Apakah lantas ketika belum ada ketentuan Polri tentang shalat (yang juga sama wajibnya seperti hijab), lantas polisi-polisi harus menunda shalatnya? Tentu tidak.
Yang kedua, bukankah ketika seorang polisi lalu diapun bertakwa kepada Allah Tuhannya lantas dia akan semakin menjalankan tugasnya dengan baik? Karena bukan hanya manusia yang lemah dan terbatas sebagai pengawasnya, namun Allah Yang Maha Tahu dan Selalu Terjaga itulah yang mengawasinya. Nilai pekerjaannya pun menjadi ganda, mengamankan di dunia, dan diapun aman di akhirat.
Tentu jika seorang polisi lelaki maupun wanita dia menaati Allah, maka akan semakin aman tenteram negeri kita ini.

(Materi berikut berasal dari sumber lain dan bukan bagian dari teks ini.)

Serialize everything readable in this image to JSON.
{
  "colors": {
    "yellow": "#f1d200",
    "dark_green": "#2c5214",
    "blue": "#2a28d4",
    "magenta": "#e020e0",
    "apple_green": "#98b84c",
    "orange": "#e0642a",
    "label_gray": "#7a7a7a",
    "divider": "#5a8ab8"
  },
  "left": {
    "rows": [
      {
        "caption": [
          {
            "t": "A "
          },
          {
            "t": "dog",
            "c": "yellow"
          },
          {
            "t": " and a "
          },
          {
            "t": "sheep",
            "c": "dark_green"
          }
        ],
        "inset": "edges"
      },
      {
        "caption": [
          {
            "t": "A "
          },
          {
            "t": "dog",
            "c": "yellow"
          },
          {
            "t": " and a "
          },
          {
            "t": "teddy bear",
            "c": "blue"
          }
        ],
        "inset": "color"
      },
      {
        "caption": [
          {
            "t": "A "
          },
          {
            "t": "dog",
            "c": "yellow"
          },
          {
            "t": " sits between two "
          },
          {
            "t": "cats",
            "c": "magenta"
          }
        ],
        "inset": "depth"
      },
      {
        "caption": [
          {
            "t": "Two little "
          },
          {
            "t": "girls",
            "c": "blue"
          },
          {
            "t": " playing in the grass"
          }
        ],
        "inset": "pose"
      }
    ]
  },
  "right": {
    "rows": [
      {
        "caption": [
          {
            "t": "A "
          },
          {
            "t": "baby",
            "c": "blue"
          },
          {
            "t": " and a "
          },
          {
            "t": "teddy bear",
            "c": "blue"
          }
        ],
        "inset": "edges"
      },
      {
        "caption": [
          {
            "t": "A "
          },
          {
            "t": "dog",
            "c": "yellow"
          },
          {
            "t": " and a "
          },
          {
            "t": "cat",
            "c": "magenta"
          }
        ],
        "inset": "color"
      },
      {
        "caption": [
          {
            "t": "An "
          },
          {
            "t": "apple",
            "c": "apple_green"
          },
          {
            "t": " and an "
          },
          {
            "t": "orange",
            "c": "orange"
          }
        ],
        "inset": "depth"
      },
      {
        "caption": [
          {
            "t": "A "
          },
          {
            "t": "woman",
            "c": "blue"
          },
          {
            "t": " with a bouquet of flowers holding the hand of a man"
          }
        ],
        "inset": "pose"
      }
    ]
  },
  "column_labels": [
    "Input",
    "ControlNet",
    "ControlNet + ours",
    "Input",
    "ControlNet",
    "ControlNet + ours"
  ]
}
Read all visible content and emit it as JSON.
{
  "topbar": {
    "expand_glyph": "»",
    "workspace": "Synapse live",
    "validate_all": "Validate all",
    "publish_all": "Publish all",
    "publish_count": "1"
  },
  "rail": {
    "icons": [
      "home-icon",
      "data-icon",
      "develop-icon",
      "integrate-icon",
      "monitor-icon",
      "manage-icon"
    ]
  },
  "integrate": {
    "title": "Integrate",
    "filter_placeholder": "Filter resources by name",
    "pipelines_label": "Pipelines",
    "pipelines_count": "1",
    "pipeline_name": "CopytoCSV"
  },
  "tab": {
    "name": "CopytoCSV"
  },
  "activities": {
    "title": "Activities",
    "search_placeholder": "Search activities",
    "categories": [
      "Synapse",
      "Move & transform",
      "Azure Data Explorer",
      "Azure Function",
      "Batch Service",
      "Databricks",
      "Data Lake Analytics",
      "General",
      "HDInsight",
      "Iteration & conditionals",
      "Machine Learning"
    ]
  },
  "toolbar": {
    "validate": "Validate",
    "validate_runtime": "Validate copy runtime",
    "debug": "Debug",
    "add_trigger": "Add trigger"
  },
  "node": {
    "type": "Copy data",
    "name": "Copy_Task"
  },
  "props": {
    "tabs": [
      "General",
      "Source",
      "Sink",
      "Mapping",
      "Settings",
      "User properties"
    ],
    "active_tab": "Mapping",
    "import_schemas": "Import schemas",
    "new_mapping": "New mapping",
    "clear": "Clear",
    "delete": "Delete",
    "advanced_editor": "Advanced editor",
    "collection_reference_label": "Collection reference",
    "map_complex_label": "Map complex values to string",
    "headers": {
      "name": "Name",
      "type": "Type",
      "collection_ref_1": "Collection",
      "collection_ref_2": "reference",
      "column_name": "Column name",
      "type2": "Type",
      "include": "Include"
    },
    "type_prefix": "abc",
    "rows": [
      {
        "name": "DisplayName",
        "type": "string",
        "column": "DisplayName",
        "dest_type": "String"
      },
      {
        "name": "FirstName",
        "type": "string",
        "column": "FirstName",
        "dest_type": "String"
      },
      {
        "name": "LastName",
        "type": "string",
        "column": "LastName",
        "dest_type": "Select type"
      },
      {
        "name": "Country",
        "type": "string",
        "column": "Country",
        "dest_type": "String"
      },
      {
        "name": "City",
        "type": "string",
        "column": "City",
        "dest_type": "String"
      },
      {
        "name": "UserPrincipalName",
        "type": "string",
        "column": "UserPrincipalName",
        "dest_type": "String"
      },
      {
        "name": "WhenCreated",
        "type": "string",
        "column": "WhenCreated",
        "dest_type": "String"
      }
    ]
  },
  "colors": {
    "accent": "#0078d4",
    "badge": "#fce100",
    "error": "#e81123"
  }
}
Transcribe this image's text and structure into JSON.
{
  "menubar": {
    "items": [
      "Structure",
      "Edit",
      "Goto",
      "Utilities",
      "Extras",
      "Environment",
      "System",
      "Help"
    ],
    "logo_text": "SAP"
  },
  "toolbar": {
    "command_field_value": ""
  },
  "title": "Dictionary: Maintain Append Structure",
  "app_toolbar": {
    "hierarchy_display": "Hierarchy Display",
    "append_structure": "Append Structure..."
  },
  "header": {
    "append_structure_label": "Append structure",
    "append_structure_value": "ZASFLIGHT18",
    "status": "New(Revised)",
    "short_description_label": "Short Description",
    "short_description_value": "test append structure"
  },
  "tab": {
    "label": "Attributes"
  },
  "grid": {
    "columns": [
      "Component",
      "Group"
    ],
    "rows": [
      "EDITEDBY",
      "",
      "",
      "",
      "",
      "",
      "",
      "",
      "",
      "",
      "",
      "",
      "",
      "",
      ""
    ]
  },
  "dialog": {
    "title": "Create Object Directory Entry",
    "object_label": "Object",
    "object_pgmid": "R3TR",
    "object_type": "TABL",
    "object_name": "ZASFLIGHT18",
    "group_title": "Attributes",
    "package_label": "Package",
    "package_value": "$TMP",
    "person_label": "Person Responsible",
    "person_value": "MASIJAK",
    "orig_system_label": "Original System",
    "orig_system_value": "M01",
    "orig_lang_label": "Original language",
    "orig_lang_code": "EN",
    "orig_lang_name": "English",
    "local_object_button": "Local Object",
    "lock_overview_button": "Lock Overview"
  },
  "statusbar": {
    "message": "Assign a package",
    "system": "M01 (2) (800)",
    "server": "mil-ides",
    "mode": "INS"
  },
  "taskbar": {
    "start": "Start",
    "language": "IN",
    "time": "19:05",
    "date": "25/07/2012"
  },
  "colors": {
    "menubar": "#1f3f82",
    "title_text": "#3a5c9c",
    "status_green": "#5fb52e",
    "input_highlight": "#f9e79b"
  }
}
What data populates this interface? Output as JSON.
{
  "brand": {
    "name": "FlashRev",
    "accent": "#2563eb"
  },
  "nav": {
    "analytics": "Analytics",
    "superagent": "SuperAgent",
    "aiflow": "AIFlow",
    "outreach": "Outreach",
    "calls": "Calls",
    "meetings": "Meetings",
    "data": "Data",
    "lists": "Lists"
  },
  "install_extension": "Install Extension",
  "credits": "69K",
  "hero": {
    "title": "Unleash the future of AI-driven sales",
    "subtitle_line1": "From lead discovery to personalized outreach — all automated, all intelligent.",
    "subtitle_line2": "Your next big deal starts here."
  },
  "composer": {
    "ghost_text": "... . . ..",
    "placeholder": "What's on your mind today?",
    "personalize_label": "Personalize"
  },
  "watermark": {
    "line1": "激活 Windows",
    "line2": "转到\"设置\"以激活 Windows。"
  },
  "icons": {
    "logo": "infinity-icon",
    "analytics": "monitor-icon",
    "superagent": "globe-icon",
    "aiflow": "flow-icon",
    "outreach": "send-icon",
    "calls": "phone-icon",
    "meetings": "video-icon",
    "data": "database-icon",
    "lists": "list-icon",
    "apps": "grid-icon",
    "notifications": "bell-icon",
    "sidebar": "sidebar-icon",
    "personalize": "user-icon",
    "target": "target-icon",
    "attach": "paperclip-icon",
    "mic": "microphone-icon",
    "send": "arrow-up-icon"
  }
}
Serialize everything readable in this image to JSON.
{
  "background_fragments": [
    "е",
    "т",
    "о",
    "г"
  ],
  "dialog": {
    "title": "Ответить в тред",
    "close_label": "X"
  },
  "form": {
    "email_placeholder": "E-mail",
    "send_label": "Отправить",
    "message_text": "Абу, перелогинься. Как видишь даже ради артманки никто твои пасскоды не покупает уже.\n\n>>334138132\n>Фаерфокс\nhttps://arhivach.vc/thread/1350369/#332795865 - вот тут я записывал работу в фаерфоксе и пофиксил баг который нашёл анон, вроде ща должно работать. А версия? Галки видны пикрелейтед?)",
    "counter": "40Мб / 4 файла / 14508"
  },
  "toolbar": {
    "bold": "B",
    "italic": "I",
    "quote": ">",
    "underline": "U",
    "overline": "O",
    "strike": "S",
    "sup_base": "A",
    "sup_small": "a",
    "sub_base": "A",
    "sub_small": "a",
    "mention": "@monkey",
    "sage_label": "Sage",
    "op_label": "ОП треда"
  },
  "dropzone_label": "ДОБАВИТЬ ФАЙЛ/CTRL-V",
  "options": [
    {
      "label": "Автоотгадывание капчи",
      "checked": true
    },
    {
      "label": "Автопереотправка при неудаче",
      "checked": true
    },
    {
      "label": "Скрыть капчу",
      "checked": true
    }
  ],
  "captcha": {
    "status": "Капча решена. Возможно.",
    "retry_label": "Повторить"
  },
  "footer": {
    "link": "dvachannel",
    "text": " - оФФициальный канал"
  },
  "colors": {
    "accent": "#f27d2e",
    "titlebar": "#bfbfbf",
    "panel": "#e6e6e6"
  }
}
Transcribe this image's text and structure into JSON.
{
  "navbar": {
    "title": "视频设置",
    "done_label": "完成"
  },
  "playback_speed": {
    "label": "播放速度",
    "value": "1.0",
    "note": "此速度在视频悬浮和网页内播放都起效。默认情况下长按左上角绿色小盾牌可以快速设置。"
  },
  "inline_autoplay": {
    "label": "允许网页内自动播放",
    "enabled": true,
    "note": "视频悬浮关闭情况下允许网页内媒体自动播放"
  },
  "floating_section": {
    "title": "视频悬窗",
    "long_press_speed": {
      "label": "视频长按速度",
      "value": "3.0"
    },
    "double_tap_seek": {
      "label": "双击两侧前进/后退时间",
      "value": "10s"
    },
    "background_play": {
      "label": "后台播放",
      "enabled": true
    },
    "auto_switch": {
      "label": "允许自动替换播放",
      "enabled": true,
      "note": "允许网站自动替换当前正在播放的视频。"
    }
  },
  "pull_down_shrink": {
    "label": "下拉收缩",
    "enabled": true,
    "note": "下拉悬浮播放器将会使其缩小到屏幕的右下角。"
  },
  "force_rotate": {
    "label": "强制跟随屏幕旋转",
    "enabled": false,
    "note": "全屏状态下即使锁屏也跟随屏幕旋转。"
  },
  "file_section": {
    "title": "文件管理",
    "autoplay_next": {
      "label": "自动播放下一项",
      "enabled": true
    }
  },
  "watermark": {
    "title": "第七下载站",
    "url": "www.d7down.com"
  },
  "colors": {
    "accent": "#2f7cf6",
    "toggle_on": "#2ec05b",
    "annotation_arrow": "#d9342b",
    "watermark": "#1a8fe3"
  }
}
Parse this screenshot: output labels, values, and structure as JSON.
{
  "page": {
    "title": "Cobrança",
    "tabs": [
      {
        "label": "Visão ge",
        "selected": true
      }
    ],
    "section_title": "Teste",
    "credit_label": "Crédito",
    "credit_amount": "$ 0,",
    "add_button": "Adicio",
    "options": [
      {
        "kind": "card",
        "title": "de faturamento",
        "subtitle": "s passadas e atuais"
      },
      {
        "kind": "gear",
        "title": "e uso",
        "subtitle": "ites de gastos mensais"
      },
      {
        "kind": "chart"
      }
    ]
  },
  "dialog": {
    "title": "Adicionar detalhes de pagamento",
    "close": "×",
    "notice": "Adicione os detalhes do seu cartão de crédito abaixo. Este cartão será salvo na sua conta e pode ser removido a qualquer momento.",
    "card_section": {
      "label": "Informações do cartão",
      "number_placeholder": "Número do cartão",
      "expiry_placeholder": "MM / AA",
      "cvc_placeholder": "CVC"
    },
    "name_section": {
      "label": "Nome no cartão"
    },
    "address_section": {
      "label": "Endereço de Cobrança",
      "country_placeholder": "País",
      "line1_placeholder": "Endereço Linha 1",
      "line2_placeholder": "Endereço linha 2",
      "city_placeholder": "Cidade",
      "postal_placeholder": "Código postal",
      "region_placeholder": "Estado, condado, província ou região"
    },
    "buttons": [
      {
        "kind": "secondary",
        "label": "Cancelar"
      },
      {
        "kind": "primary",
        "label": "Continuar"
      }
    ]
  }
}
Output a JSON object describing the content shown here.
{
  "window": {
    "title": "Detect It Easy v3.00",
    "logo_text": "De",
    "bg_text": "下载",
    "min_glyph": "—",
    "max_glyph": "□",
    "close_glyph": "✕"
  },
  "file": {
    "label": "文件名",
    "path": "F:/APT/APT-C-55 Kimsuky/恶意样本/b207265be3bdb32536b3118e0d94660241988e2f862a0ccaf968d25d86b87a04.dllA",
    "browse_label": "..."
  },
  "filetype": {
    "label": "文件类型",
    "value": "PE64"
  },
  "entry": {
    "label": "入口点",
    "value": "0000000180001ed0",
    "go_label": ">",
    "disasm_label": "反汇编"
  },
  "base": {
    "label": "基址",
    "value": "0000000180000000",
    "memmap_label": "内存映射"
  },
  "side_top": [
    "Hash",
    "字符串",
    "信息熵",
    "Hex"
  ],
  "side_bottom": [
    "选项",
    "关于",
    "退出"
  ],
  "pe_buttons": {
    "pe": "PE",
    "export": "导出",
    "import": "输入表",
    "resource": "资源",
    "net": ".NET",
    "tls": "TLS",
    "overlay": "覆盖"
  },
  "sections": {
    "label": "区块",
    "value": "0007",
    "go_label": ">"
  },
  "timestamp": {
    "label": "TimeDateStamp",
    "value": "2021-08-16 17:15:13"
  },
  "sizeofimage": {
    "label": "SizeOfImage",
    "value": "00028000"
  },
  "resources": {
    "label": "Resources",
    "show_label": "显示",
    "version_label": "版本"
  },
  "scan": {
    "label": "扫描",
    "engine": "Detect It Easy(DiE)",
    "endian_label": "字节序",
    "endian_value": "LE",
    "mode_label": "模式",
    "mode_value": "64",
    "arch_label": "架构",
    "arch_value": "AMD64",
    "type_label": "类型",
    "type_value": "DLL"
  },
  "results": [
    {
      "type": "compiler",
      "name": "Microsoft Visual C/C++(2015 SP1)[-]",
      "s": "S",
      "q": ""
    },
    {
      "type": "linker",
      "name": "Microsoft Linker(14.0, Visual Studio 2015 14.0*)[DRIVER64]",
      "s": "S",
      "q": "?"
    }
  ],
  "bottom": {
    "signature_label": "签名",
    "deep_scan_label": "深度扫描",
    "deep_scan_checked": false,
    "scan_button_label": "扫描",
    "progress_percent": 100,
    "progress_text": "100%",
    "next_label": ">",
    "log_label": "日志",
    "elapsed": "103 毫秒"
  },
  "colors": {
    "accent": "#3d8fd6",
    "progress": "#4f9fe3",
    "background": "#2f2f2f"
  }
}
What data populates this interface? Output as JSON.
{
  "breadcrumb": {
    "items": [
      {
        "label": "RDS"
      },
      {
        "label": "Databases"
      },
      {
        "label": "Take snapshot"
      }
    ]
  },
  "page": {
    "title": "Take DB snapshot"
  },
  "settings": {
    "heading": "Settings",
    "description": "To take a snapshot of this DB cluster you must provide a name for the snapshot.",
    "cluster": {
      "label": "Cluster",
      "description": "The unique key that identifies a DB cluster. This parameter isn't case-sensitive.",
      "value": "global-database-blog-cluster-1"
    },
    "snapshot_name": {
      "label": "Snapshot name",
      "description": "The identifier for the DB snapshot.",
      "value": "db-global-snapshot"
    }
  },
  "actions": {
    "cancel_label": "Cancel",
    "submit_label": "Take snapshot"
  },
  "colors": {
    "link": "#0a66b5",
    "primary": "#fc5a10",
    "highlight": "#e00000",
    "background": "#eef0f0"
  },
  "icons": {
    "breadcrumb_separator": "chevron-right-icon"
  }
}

Polisi akan jauh dari pandangan manusia yang negatif semisal suap, main hakim sendiri, menyulitkan dan arogan. Saya secara pribadi mengenal polisi-polisi yang salih dan taat dan itu sangat membentuk citra positif terhadap kepolisian.
Yang ketiga, bilapun Polri masih terbentur ketentuan hukum dan menunggu payung yang menjadi dasar administratif dari aturan berhijab tersebut, tidak perlu kiranya mengeluarkan pernyataan-pernyataan resmi dari petinggi Polri yang bisa menimbulkan keresahan pada ummat Islam, apalagi pernyataan yang terkesan mengolok-olok aturan Allah seperti “Polri itu organisasi resmi negara, bukan organisasi arisan ibu-ibu RT/RW”.
Apakah lantas yang dimaksud Wakapolri, hanya ibu-ibu arisan yang wajib menggunakan hijab? Atau malah memandang organisasi Polri lebih hebat dan lebih mulia dari arisan ibu-ibu RT/RW? MasyaAllah semoga Wakapolri selalu dijauhkan Allah dari sifat arogan dalam berlisan dan bertindak.
Sebagai rakyat biasa tentu kita mengharapkan kebijakan-kebijakan petinggi negara yang lebih bajik lagi dalam memandang satu hal, lebih memperhatikan bahwa kita bukan hanya manusia yang hanya hidup di dunia namun juga akan mempertanggungjawabkan semua yang kita punya pada Allah Swt.
Kita juga menghimbau kepada Polri untuk memberikan pengawasan ekstra pada pernyataan-pernyataan yang mengusik ketenangan dan memancing keburukan. Karena sebagaimana yang kita ketahui pada awal-awal isu hijab polwan di bulan Juni 2013 ini, Wakapolri (Nanan Soekarna) juga sempat mengeluarkan pernyataan “Aturan di kepolisian memang tidak boleh berjilbab,” lalu dilanjutkan “Kalau keberatan sebetulnya ya silakan, tidak jadi polwan”.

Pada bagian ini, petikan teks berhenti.